Die form- und fristgerecht eingelegte Beschwerde ist zulässig. Sie ist auch
erfolgreich, da sie zur Erteilung eines Patents im beantragten Umfang führt.
2.
Die geltenden Patentansprüche 1 bis 9 sind zulässig. Wie sich der Senat
überzeugt hat, sind ihre Gegenstände in den am Anmeldetag eingereichten Un-
terlagen ursprungsoffenbart.
3.
Als hier zuständigen Fachmann sieht der Senat einen Bauingenieur (FH)
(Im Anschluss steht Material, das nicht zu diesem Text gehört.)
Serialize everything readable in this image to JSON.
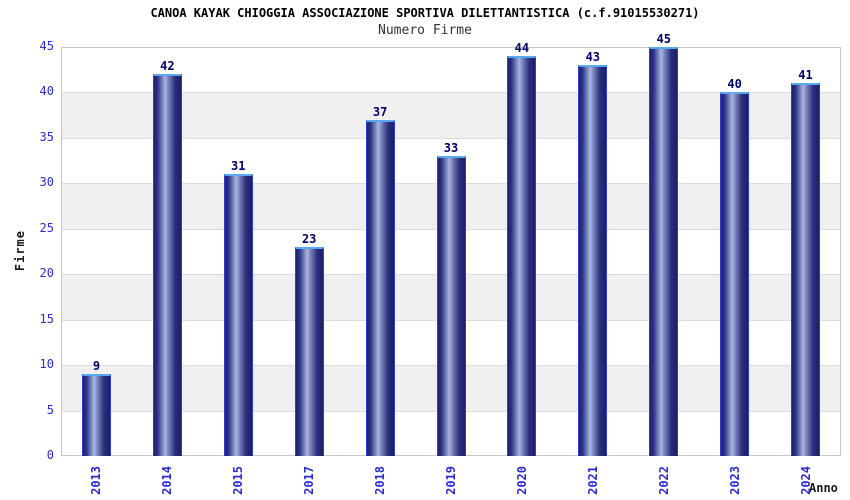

mit Erfahrung im Straßen- und Landschaftsbau sowie vertieften Kenntnissen im
Bereich des damit in Verbindung stehenden Schallschutzes an.
4.1
Die Gegenstände der nebengeordneten, auf eine zum Aufbau einer Wand
vor- gesehene Gabioneneinheit, ein Verfahren zum Aufbau einer Lärmschutzwand
aus Gabioneneinheiten, die Verwendung eines Lärmdämmelements als statisch
belastbares Teil einer Gabioneneinheit sowie eine Lärmschutzwand gerichteten
Patentansprüche 1, 7, 8 und 9 sind neu (§ 1 Abs. 1 u. § 3 PatG).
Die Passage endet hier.